Monday, Aug. 28, 1950

Big Deal

Ever since RKO laid down $150,000 for Producer Jerry (Johnny Belinda) Wald's Warner Bros, contract last June, Hollywood had been expecting something supercolossal out of the deal. Stretched out over two months, the negotiations between RKO's Howard Hughes and the producing team of Wald and Norman (The Big Hangover) Krasna kept Hollywood gossips atwitter with speculation. Last week, when RKO finally announced its big deal, the effect was almost as shattering as advertised.

At a massive press conference in RKO's chart-lined budget room, Wald and Krasna beamed over the details of the juiciest independent production deal in movie history. In five years, Hollywood's "wonder boys" would make $50 million worth of A pictures for RKO release. The movies, to be cranked out at a production-line rate of twelve each year, would be financed 40% by Howard Hughes and 60% by Eastern banks. Besides weekly salaries of $2,700 apiece, Wald and Krasna would rake in 50% of the net profits on each of their 60 films.

Unlike most large-scale producing agreements, the deal put surprisingly few hobbles on Producers Wald and Krasna. Although Hughes reserved final decision on all films costing more than $900,000, he would do little more than approve the stars and basic story line on the rest. Furthermore, he guaranteed to make his decisions in every case within a week, and to release the finished product within 90 days, no matter how it turned out.

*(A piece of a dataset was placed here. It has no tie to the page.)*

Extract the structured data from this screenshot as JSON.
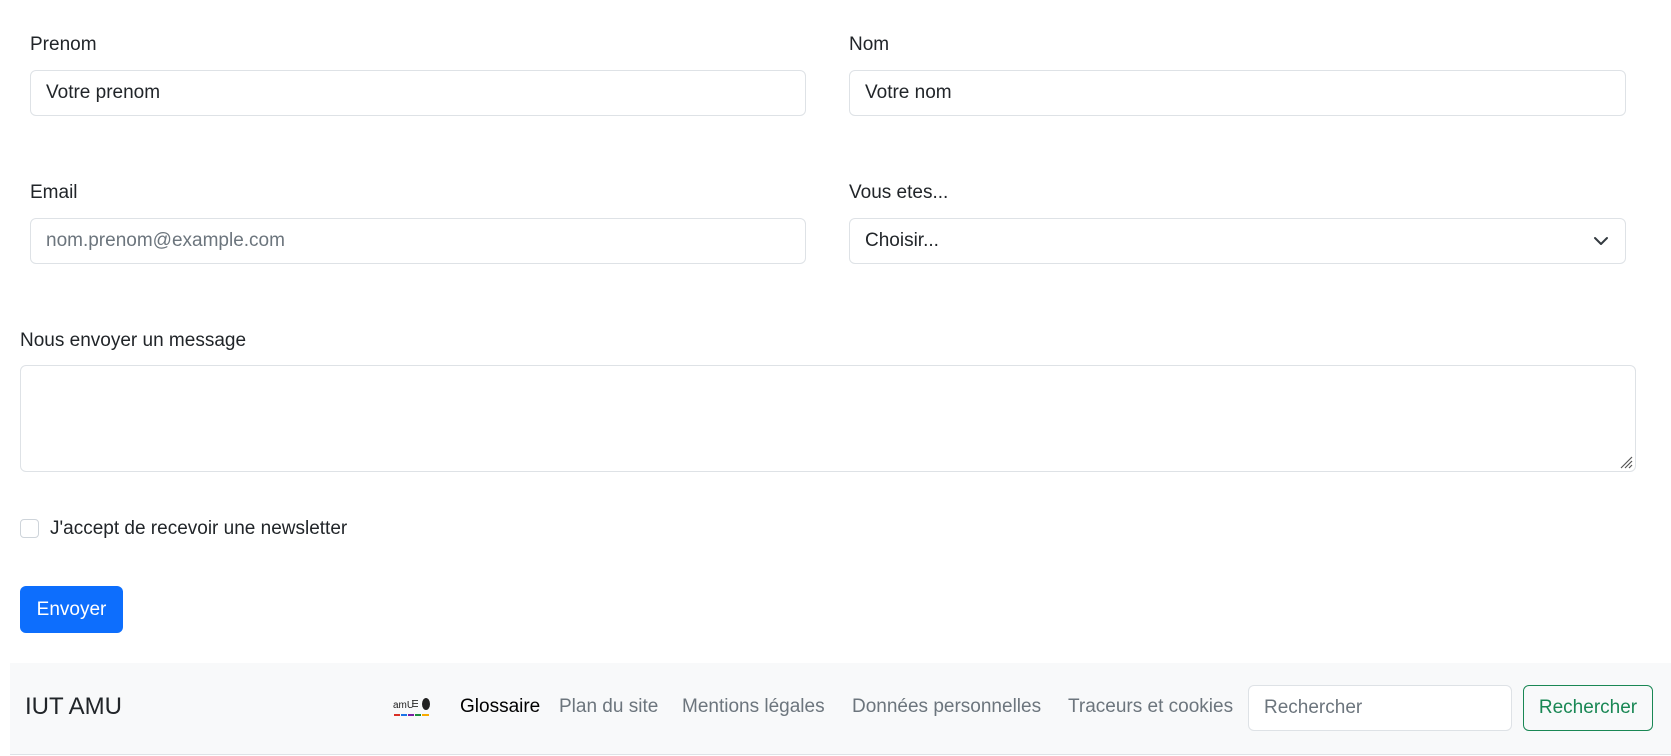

Wald and Krasna were already bubbling with plans and projects. With Hughes's approval, they were going to start a profit-sharing system for top-rank stars, writers and producers, boasted that they would assemble "under one roof, the smartest people since the Greeks." They planned to hire a corps of the nation's top newsmen to scour the world for original story material. Their films would cover the whole scale from social drama (Country Club, a study of Midwest manners & morals) to ribald comedy (Mother Knows Best, a collection of "clean-dirty stories" with Mae West and Jane Russell).

There was really not much more that any Hollywood producer could ask for. Crowed the fast-talking Jerry Wald: "We'll have even more autonomy than Zanuck."